きっと、それが海堂の最後の意思だったから。
…柳のためにも決心するしかなかった。
こんな細いプラグ一つで海堂の記憶は…
やるせなかった。
海堂との記憶が走馬灯のように蘇る。
初めて会ったのは、海堂が入部して初めての合宿のときだった。
俺はそれよりも先に新入部員の顔と名前は覚えていたから、急に俺から話しかけられた海堂はとても緊張していたね。

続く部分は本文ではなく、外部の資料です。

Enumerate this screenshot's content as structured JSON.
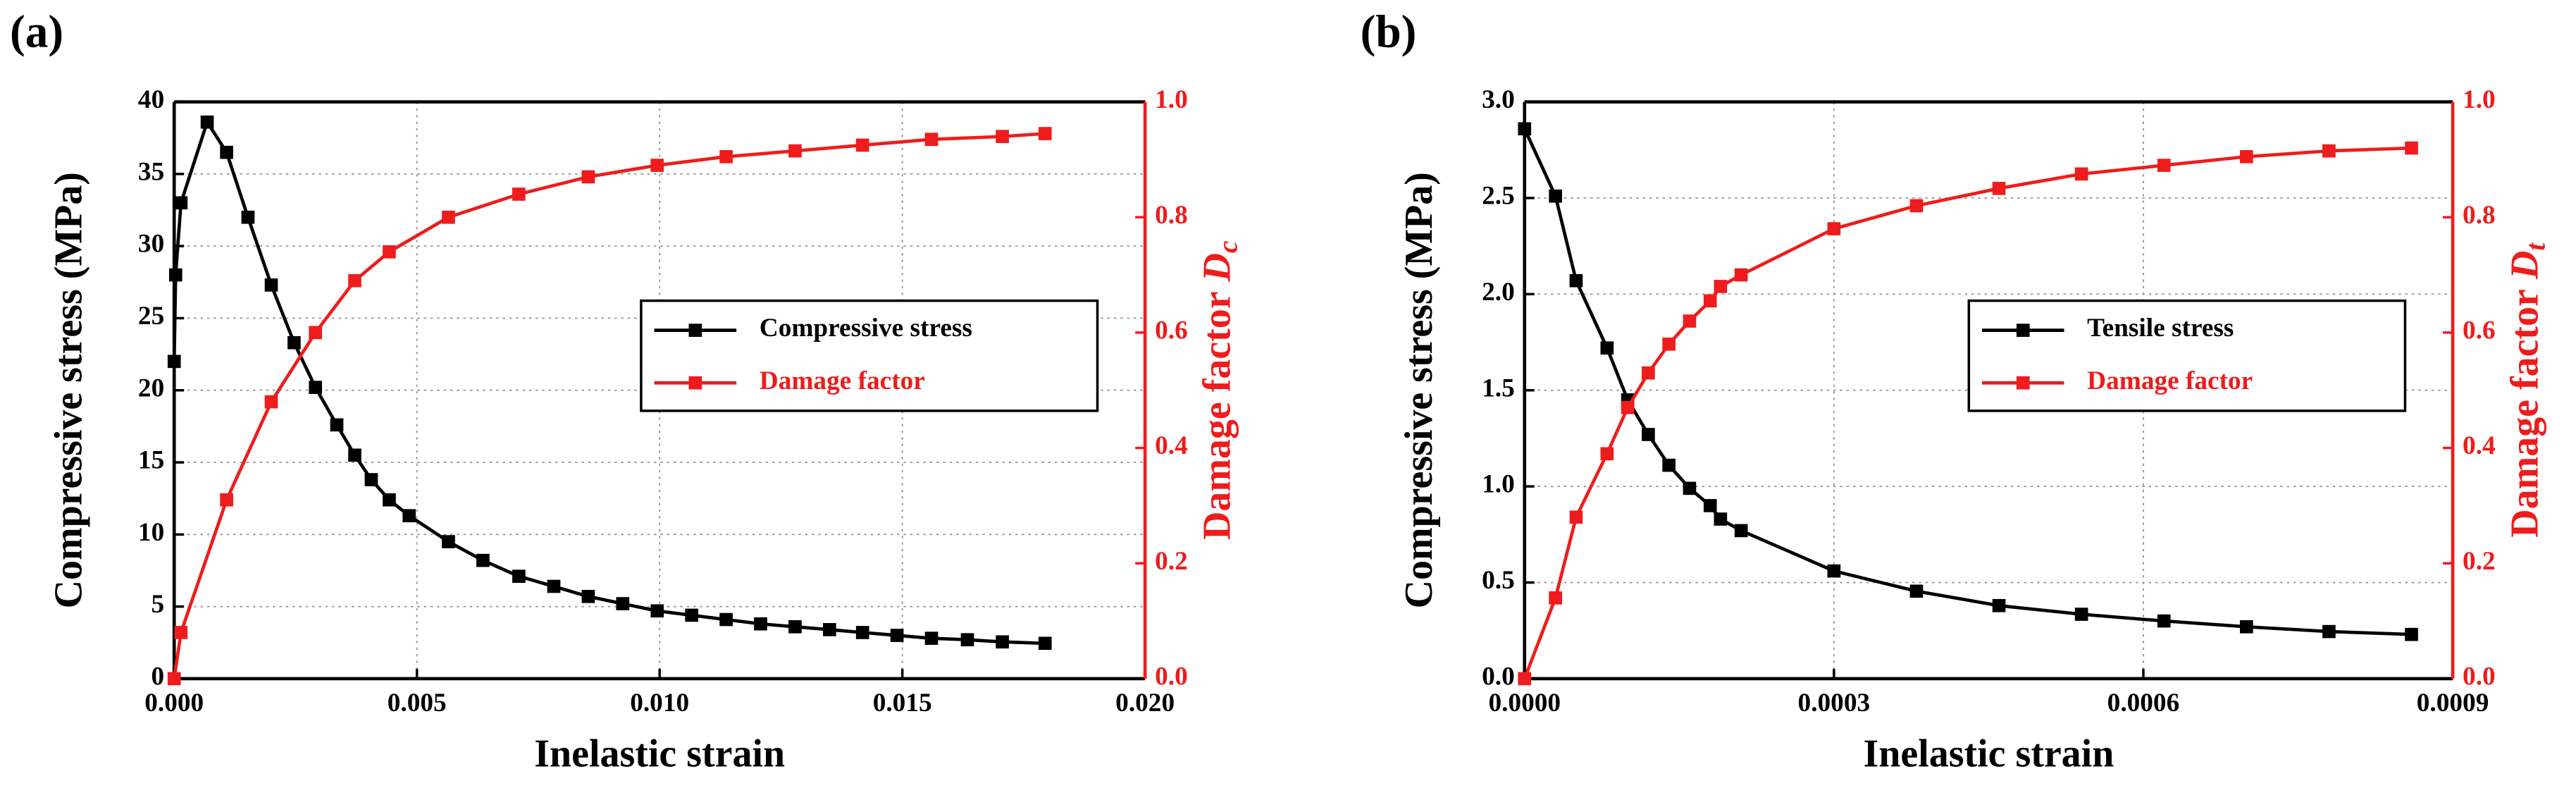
{
  "chart_data": [
    {
      "type": "line",
      "panel_label": "(a)",
      "xlabel": "Inelastic strain",
      "ylabel": "Compressive stress (MPa)",
      "y2label": "Damage factor",
      "y2label_symbol": "D",
      "y2label_subscript": "c",
      "xlim": [
        0,
        0.02
      ],
      "xticks": [
        {
          "value": 0,
          "label": "0.000"
        },
        0.005,
        {
          "value": 0.01,
          "label": "0.010"
        },
        0.015,
        {
          "value": 0.02,
          "label": "0.020"
        }
      ],
      "ylim": [
        0,
        40
      ],
      "yticks": [
        0,
        5,
        10,
        15,
        20,
        25,
        30,
        35,
        40
      ],
      "y2lim": [
        0,
        1
      ],
      "y2ticks": [
        {
          "value": 0,
          "label": "0.0"
        },
        0.2,
        0.4,
        0.6,
        0.8,
        {
          "value": 1,
          "label": "1.0"
        }
      ],
      "grid": true,
      "legend": "right",
      "series": [
        {
          "name": "Compressive stress",
          "color": "#000000",
          "x": [
            0,
            3e-05,
            0.00014,
            0.00068,
            0.00108,
            0.00152,
            0.002,
            0.00247,
            0.00291,
            0.00335,
            0.00372,
            0.00406,
            0.00443,
            0.00484,
            0.00565,
            0.00636,
            0.0071,
            0.00782,
            0.00853,
            0.00924,
            0.00995,
            0.01066,
            0.01137,
            0.01208,
            0.01279,
            0.0135,
            0.01418,
            0.01489,
            0.0156,
            0.01634,
            0.01706,
            0.01794
          ],
          "values": [
            22,
            28,
            33,
            38.6,
            36.5,
            32,
            27.3,
            23.3,
            20.2,
            17.6,
            15.5,
            13.8,
            12.4,
            11.3,
            9.5,
            8.2,
            7.1,
            6.4,
            5.7,
            5.2,
            4.7,
            4.4,
            4.1,
            3.8,
            3.6,
            3.4,
            3.2,
            3.0,
            2.8,
            2.7,
            2.55,
            2.45
          ]
        },
        {
          "name": "Damage factor",
          "color": "#ee1c1c",
          "axis": "y2",
          "x": [
            0,
            0.00014,
            0.00108,
            0.002,
            0.00291,
            0.00372,
            0.00443,
            0.00565,
            0.0071,
            0.00853,
            0.00995,
            0.01137,
            0.01279,
            0.01418,
            0.0156,
            0.01706,
            0.01794
          ],
          "values": [
            0,
            0.08,
            0.31,
            0.48,
            0.6,
            0.69,
            0.74,
            0.8,
            0.84,
            0.87,
            0.89,
            0.905,
            0.915,
            0.925,
            0.935,
            0.94,
            0.945
          ]
        }
      ]
    },
    {
      "type": "line",
      "panel_label": "(b)",
      "xlabel": "Inelastic strain",
      "ylabel": "Compressive stress (MPa)",
      "y2label": "Damage factor",
      "y2label_symbol": "D",
      "y2label_subscript": "t",
      "xlim": [
        0,
        0.0009
      ],
      "xticks": [
        {
          "value": 0,
          "label": "0.0000"
        },
        0.0003,
        0.0006,
        0.0009
      ],
      "ylim": [
        0,
        3
      ],
      "yticks": [
        {
          "value": 0,
          "label": "0.0"
        },
        0.5,
        {
          "value": 1,
          "label": "1.0"
        },
        1.5,
        {
          "value": 2,
          "label": "2.0"
        },
        2.5,
        {
          "value": 3,
          "label": "3.0"
        }
      ],
      "y2lim": [
        0,
        1
      ],
      "y2ticks": [
        {
          "value": 0,
          "label": "0.0"
        },
        0.2,
        0.4,
        0.6,
        0.8,
        {
          "value": 1,
          "label": "1.0"
        }
      ],
      "grid": true,
      "legend": "right",
      "series": [
        {
          "name": "Tensile stress",
          "color": "#000000",
          "x": [
            0,
            3e-05,
            5e-05,
            8e-05,
            0.0001,
            0.00012,
            0.00014,
            0.00016,
            0.00018,
            0.00019,
            0.00021,
            0.0003,
            0.00038,
            0.00046,
            0.00054,
            0.00062,
            0.0007,
            0.00078,
            0.00086
          ],
          "values": [
            2.86,
            2.51,
            2.07,
            1.72,
            1.45,
            1.27,
            1.11,
            0.99,
            0.9,
            0.83,
            0.77,
            0.56,
            0.455,
            0.38,
            0.335,
            0.3,
            0.27,
            0.245,
            0.23
          ]
        },
        {
          "name": "Damage factor",
          "color": "#ee1c1c",
          "axis": "y2",
          "x": [
            0,
            3e-05,
            5e-05,
            8e-05,
            0.0001,
            0.00012,
            0.00014,
            0.00016,
            0.00018,
            0.00019,
            0.00021,
            0.0003,
            0.00038,
            0.00046,
            0.00054,
            0.00062,
            0.0007,
            0.00078,
            0.00086
          ],
          "values": [
            0,
            0.14,
            0.28,
            0.39,
            0.47,
            0.53,
            0.58,
            0.62,
            0.655,
            0.68,
            0.7,
            0.78,
            0.82,
            0.85,
            0.875,
            0.89,
            0.905,
            0.915,
            0.92
          ]
        }
      ]
    }
  ]
}
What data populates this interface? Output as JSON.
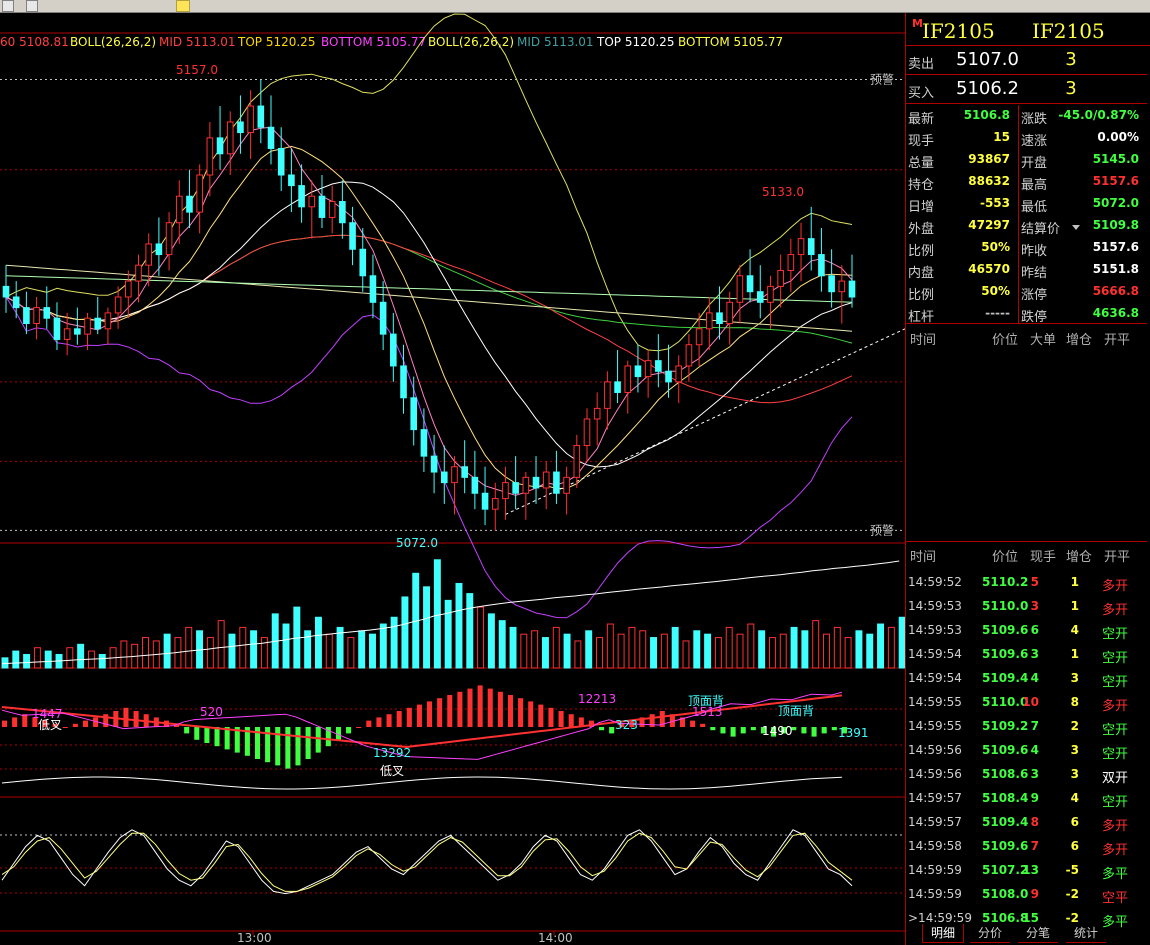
{
  "colors": {
    "up": "#ff3030",
    "down": "#40ffff",
    "green": "#40ff40",
    "yellow": "#ffff40",
    "grid": "#b00000",
    "white": "#ffffff",
    "magenta": "#ff40ff"
  },
  "toolbar": {
    "icons": [
      "window-icon",
      "save-icon",
      "highlight-icon"
    ]
  },
  "legend": {
    "ma_prefix": "60 5108.81",
    "boll_a": "BOLL(26,26,2)",
    "mid_a": "MID 5113.01",
    "top_a": "TOP 5120.25",
    "bottom_a": "BOTTOM 5105.77",
    "boll_b": "BOLL(26,26,2)",
    "mid_b": "MID 5113.01",
    "top_b": "TOP 5120.25",
    "bottom_b": "BOTTOM 5105.77"
  },
  "chart_data": [
    {
      "type": "candlestick",
      "high_label": "5157.0",
      "low_label": "5072.0",
      "recent_high_label": "5133.0",
      "alert_label": "预警",
      "ylim": [
        5070,
        5162
      ],
      "alert_levels": [
        5157.0,
        5072.0
      ],
      "dashed_levels": [
        5140,
        5100,
        5085
      ],
      "x_ticks": [
        "13:00",
        "14:00"
      ],
      "ohlc": [
        [
          5118,
          5122,
          5113,
          5116
        ],
        [
          5116,
          5119,
          5112,
          5114
        ],
        [
          5114,
          5117,
          5109,
          5111
        ],
        [
          5111,
          5116,
          5108,
          5114
        ],
        [
          5114,
          5118,
          5110,
          5112
        ],
        [
          5112,
          5115,
          5106,
          5108
        ],
        [
          5108,
          5113,
          5105,
          5110
        ],
        [
          5110,
          5114,
          5107,
          5109
        ],
        [
          5109,
          5113,
          5106,
          5112
        ],
        [
          5112,
          5116,
          5109,
          5110
        ],
        [
          5110,
          5114,
          5107,
          5113
        ],
        [
          5113,
          5118,
          5110,
          5116
        ],
        [
          5116,
          5121,
          5112,
          5119
        ],
        [
          5119,
          5124,
          5115,
          5122
        ],
        [
          5122,
          5128,
          5118,
          5126
        ],
        [
          5126,
          5131,
          5120,
          5124
        ],
        [
          5124,
          5132,
          5121,
          5130
        ],
        [
          5130,
          5138,
          5126,
          5135
        ],
        [
          5135,
          5140,
          5129,
          5132
        ],
        [
          5132,
          5141,
          5128,
          5139
        ],
        [
          5139,
          5149,
          5135,
          5146
        ],
        [
          5146,
          5152,
          5140,
          5143
        ],
        [
          5143,
          5151,
          5139,
          5149
        ],
        [
          5149,
          5154,
          5143,
          5147
        ],
        [
          5147,
          5155,
          5142,
          5152
        ],
        [
          5152,
          5157,
          5145,
          5148
        ],
        [
          5148,
          5154,
          5141,
          5144
        ],
        [
          5144,
          5148,
          5136,
          5139
        ],
        [
          5139,
          5144,
          5132,
          5137
        ],
        [
          5137,
          5141,
          5130,
          5133
        ],
        [
          5133,
          5138,
          5127,
          5135
        ],
        [
          5135,
          5139,
          5129,
          5131
        ],
        [
          5131,
          5137,
          5128,
          5134
        ],
        [
          5134,
          5138,
          5127,
          5130
        ],
        [
          5130,
          5133,
          5122,
          5125
        ],
        [
          5125,
          5129,
          5117,
          5120
        ],
        [
          5120,
          5124,
          5112,
          5115
        ],
        [
          5115,
          5119,
          5106,
          5109
        ],
        [
          5109,
          5113,
          5100,
          5103
        ],
        [
          5103,
          5107,
          5094,
          5097
        ],
        [
          5097,
          5101,
          5088,
          5091
        ],
        [
          5091,
          5095,
          5083,
          5086
        ],
        [
          5086,
          5090,
          5079,
          5083
        ],
        [
          5083,
          5088,
          5077,
          5081
        ],
        [
          5081,
          5086,
          5075,
          5084
        ],
        [
          5084,
          5089,
          5079,
          5082
        ],
        [
          5082,
          5087,
          5076,
          5079
        ],
        [
          5079,
          5084,
          5073,
          5076
        ],
        [
          5076,
          5081,
          5072,
          5078
        ],
        [
          5078,
          5084,
          5074,
          5081
        ],
        [
          5081,
          5086,
          5076,
          5079
        ],
        [
          5079,
          5083,
          5074,
          5082
        ],
        [
          5082,
          5086,
          5077,
          5080
        ],
        [
          5080,
          5085,
          5076,
          5083
        ],
        [
          5083,
          5087,
          5077,
          5079
        ],
        [
          5079,
          5084,
          5075,
          5082
        ],
        [
          5082,
          5090,
          5080,
          5088
        ],
        [
          5088,
          5095,
          5085,
          5093
        ],
        [
          5093,
          5098,
          5088,
          5095
        ],
        [
          5095,
          5102,
          5091,
          5100
        ],
        [
          5100,
          5106,
          5096,
          5098
        ],
        [
          5098,
          5104,
          5094,
          5103
        ],
        [
          5103,
          5107,
          5098,
          5101
        ],
        [
          5101,
          5106,
          5097,
          5104
        ],
        [
          5104,
          5109,
          5099,
          5102
        ],
        [
          5102,
          5107,
          5097,
          5100
        ],
        [
          5100,
          5105,
          5096,
          5103
        ],
        [
          5103,
          5109,
          5100,
          5107
        ],
        [
          5107,
          5113,
          5103,
          5110
        ],
        [
          5110,
          5116,
          5106,
          5113
        ],
        [
          5113,
          5118,
          5108,
          5111
        ],
        [
          5111,
          5117,
          5107,
          5115
        ],
        [
          5115,
          5122,
          5111,
          5120
        ],
        [
          5120,
          5125,
          5115,
          5117
        ],
        [
          5117,
          5122,
          5112,
          5115
        ],
        [
          5115,
          5120,
          5110,
          5118
        ],
        [
          5118,
          5124,
          5114,
          5121
        ],
        [
          5121,
          5127,
          5117,
          5124
        ],
        [
          5124,
          5130,
          5119,
          5127
        ],
        [
          5127,
          5133,
          5121,
          5124
        ],
        [
          5124,
          5129,
          5117,
          5120
        ],
        [
          5120,
          5125,
          5114,
          5117
        ],
        [
          5117,
          5122,
          5111,
          5119
        ],
        [
          5119,
          5124,
          5114,
          5116
        ]
      ]
    },
    {
      "type": "bar",
      "title": "成交量",
      "values": [
        3,
        5,
        4,
        6,
        5,
        4,
        6,
        7,
        5,
        4,
        6,
        8,
        7,
        9,
        8,
        10,
        9,
        12,
        11,
        9,
        14,
        10,
        12,
        11,
        9,
        16,
        13,
        18,
        11,
        15,
        10,
        12,
        9,
        11,
        10,
        13,
        15,
        21,
        28,
        24,
        32,
        20,
        25,
        22,
        18,
        16,
        14,
        12,
        10,
        11,
        9,
        12,
        10,
        8,
        11,
        9,
        13,
        10,
        12,
        11,
        9,
        10,
        12,
        8,
        11,
        10,
        9,
        12,
        10,
        13,
        11,
        9,
        10,
        12,
        11,
        14,
        10,
        12,
        9,
        11,
        10,
        13,
        12,
        15
      ]
    },
    {
      "type": "line",
      "title": "MACD",
      "labels": [
        "1447",
        "低叉",
        "520",
        "13292",
        "低叉",
        "12213",
        "323",
        "顶面背",
        "1513",
        "顶面背",
        "1490",
        "1391"
      ],
      "histogram": [
        2,
        3,
        4,
        3,
        2,
        1,
        0,
        1,
        2,
        3,
        4,
        5,
        6,
        5,
        4,
        3,
        2,
        1,
        -2,
        -4,
        -5,
        -6,
        -7,
        -8,
        -9,
        -10,
        -11,
        -12,
        -13,
        -12,
        -10,
        -8,
        -6,
        -4,
        -2,
        0,
        2,
        3,
        4,
        5,
        6,
        7,
        8,
        9,
        10,
        11,
        12,
        13,
        12,
        11,
        10,
        9,
        8,
        7,
        6,
        5,
        4,
        3,
        2,
        -1,
        -2,
        1,
        2,
        3,
        4,
        5,
        4,
        3,
        2,
        1,
        -1,
        -2,
        -3,
        -2,
        -1,
        -2,
        -3,
        -2,
        -1,
        -2,
        -3,
        -2,
        -1,
        -2
      ]
    },
    {
      "type": "line",
      "title": "KDJ",
      "series": [
        {
          "values": [
            40,
            55,
            70,
            80,
            75,
            60,
            45,
            35,
            50,
            65,
            78,
            85,
            80,
            65,
            50,
            40,
            35,
            45,
            60,
            75,
            70,
            55,
            40,
            30,
            28,
            30,
            35,
            40,
            45,
            55,
            65,
            70,
            60,
            50,
            45,
            55,
            65,
            75,
            80,
            70,
            60,
            50,
            40,
            45,
            55,
            70,
            80,
            75,
            60,
            45,
            40,
            50,
            65,
            80,
            85,
            75,
            60,
            45,
            50,
            65,
            78,
            70,
            55,
            45,
            40,
            55,
            70,
            85,
            80,
            65,
            50,
            45,
            35
          ]
        },
        {
          "values": [
            45,
            52,
            65,
            75,
            78,
            68,
            55,
            42,
            48,
            60,
            72,
            82,
            82,
            72,
            58,
            46,
            40,
            42,
            55,
            70,
            72,
            60,
            46,
            35,
            30,
            30,
            33,
            38,
            43,
            52,
            62,
            68,
            63,
            54,
            48,
            52,
            62,
            72,
            78,
            74,
            64,
            54,
            44,
            44,
            52,
            66,
            76,
            77,
            66,
            52,
            44,
            48,
            60,
            75,
            82,
            78,
            66,
            52,
            50,
            62,
            74,
            72,
            60,
            49,
            43,
            52,
            66,
            80,
            82,
            70,
            56,
            48,
            40
          ]
        }
      ]
    }
  ],
  "panel": {
    "m_mark": "M",
    "code1": "IF2105",
    "code2": "IF2105",
    "sell_label": "卖出",
    "sell_price": "5107.0",
    "sell_vol": "3",
    "buy_label": "买入",
    "buy_price": "5106.2",
    "buy_vol": "3",
    "stats": [
      {
        "k1": "最新",
        "v1": "5106.8",
        "c1": "#40ff40",
        "k2": "涨跌",
        "v2": "-45.0/0.87%",
        "c2": "#40ff40"
      },
      {
        "k1": "现手",
        "v1": "15",
        "c1": "#ffff40",
        "k2": "速涨",
        "v2": "0.00%",
        "c2": "#ffffff"
      },
      {
        "k1": "总量",
        "v1": "93867",
        "c1": "#ffff40",
        "k2": "开盘",
        "v2": "5145.0",
        "c2": "#40ff40"
      },
      {
        "k1": "持仓",
        "v1": "88632",
        "c1": "#ffff40",
        "k2": "最高",
        "v2": "5157.6",
        "c2": "#ff3030"
      },
      {
        "k1": "日增",
        "v1": "-553",
        "c1": "#ffff40",
        "k2": "最低",
        "v2": "5072.0",
        "c2": "#40ff40"
      },
      {
        "k1": "外盘",
        "v1": "47297",
        "c1": "#ffff40",
        "k2": "结算价",
        "v2": "5109.8",
        "c2": "#40ff40"
      },
      {
        "k1": "比例",
        "v1": "50%",
        "c1": "#ffff40",
        "k2": "昨收",
        "v2": "5157.6",
        "c2": "#ffffff"
      },
      {
        "k1": "内盘",
        "v1": "46570",
        "c1": "#ffff40",
        "k2": "昨结",
        "v2": "5151.8",
        "c2": "#ffffff"
      },
      {
        "k1": "比例",
        "v1": "50%",
        "c1": "#ffff40",
        "k2": "涨停",
        "v2": "5666.8",
        "c2": "#ff3030"
      },
      {
        "k1": "杠杆",
        "v1": "-----",
        "c1": "#c0c0c0",
        "k2": "跌停",
        "v2": "4636.8",
        "c2": "#40ff40"
      }
    ],
    "hdr1": {
      "time": "时间",
      "price": "价位",
      "big": "大单",
      "inc": "增仓",
      "oc": "开平"
    },
    "hdr2": {
      "time": "时间",
      "price": "价位",
      "qty": "现手",
      "inc": "增仓",
      "oc": "开平"
    },
    "ticks": [
      {
        "time": "14:59:52",
        "price": "5110.2",
        "qty": "5",
        "qc": "#ff3030",
        "inc": "1",
        "oc": "多开",
        "oc_c": "#ff3030"
      },
      {
        "time": "14:59:53",
        "price": "5110.0",
        "qty": "3",
        "qc": "#ff3030",
        "inc": "1",
        "oc": "多开",
        "oc_c": "#ff3030"
      },
      {
        "time": "14:59:53",
        "price": "5109.6",
        "qty": "6",
        "qc": "#40ff40",
        "inc": "4",
        "oc": "空开",
        "oc_c": "#40ff40"
      },
      {
        "time": "14:59:54",
        "price": "5109.6",
        "qty": "3",
        "qc": "#40ff40",
        "inc": "1",
        "oc": "空开",
        "oc_c": "#40ff40"
      },
      {
        "time": "14:59:54",
        "price": "5109.4",
        "qty": "4",
        "qc": "#40ff40",
        "inc": "3",
        "oc": "空开",
        "oc_c": "#40ff40"
      },
      {
        "time": "14:59:55",
        "price": "5110.0",
        "qty": "10",
        "qc": "#ff3030",
        "inc": "8",
        "oc": "多开",
        "oc_c": "#ff3030"
      },
      {
        "time": "14:59:55",
        "price": "5109.2",
        "qty": "7",
        "qc": "#40ff40",
        "inc": "2",
        "oc": "空开",
        "oc_c": "#40ff40"
      },
      {
        "time": "14:59:56",
        "price": "5109.6",
        "qty": "4",
        "qc": "#40ff40",
        "inc": "3",
        "oc": "空开",
        "oc_c": "#40ff40"
      },
      {
        "time": "14:59:56",
        "price": "5108.6",
        "qty": "3",
        "qc": "#40ff40",
        "inc": "3",
        "oc": "双开",
        "oc_c": "#ffffff"
      },
      {
        "time": "14:59:57",
        "price": "5108.4",
        "qty": "9",
        "qc": "#40ff40",
        "inc": "4",
        "oc": "空开",
        "oc_c": "#40ff40"
      },
      {
        "time": "14:59:57",
        "price": "5109.4",
        "qty": "8",
        "qc": "#ff3030",
        "inc": "6",
        "oc": "多开",
        "oc_c": "#ff3030"
      },
      {
        "time": "14:59:58",
        "price": "5109.6",
        "qty": "7",
        "qc": "#ff3030",
        "inc": "6",
        "oc": "多开",
        "oc_c": "#ff3030"
      },
      {
        "time": "14:59:59",
        "price": "5107.2",
        "qty": "13",
        "qc": "#40ff40",
        "inc": "-5",
        "oc": "多平",
        "oc_c": "#40ff40"
      },
      {
        "time": "14:59:59",
        "price": "5108.0",
        "qty": "9",
        "qc": "#ff3030",
        "inc": "-2",
        "oc": "空平",
        "oc_c": "#ff3030"
      },
      {
        "time": ">14:59:59",
        "price": "5106.8",
        "qty": "15",
        "qc": "#40ff40",
        "inc": "-2",
        "oc": "多平",
        "oc_c": "#40ff40"
      }
    ],
    "tabs": [
      "明细",
      "分价",
      "分笔",
      "统计"
    ]
  }
}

でも、これがきっかけで、この後たくさん話をするようになって付き合いだしたね。
たくさん話もした。
将来について話したときなんて海堂は、「アンタは絶対医者とかなってそう」
って言うから、「じゃあ、海堂は看護婦さん?」て言ったときの海堂の顔、君は怒っているつもりだったのかもしれないけどとても可愛かったよ。
楽しかった。
ずっと続くと思ってていたのに。
こんなに早く、突然終わりが来るなんて。
しかも、自分の手で終わらせないといけないなんて。
海堂。
それでも俺を選んでくれたことが何より嬉しいよ。
「…連二」
「何だ」
「すまないが、二人にしてくれないか?」
柳には悪いが、せめて最後は二人っきりでいたい。
「ああ」
海堂をちらっと見て、柳は静かに退室した。
そっと、海堂の手をとる。
「海堂、天国で待っててね。
今すぐ行きたい気持ちは山々だけど、きっとそうすれば君は二度と俺の事を好きなんて言ってくれなくなるよね。
だから、あと何十年か、そのときが来るまで俺の事を見守って欲しい。
俺はきっと一生海堂以外の人を好きになることはないと思うよ。だから安心して、ゆっくりおやすみ、海堂」
・・・・・・・・・
ぷちっ・・・
ゆっくりプラグを抜いた。
その瞬間、微かに海堂が笑った気がした。
これは終わりじゃない。
海堂が歩めない未来を変わりに俺が歩んでゆくスタート地点に立ったのだ。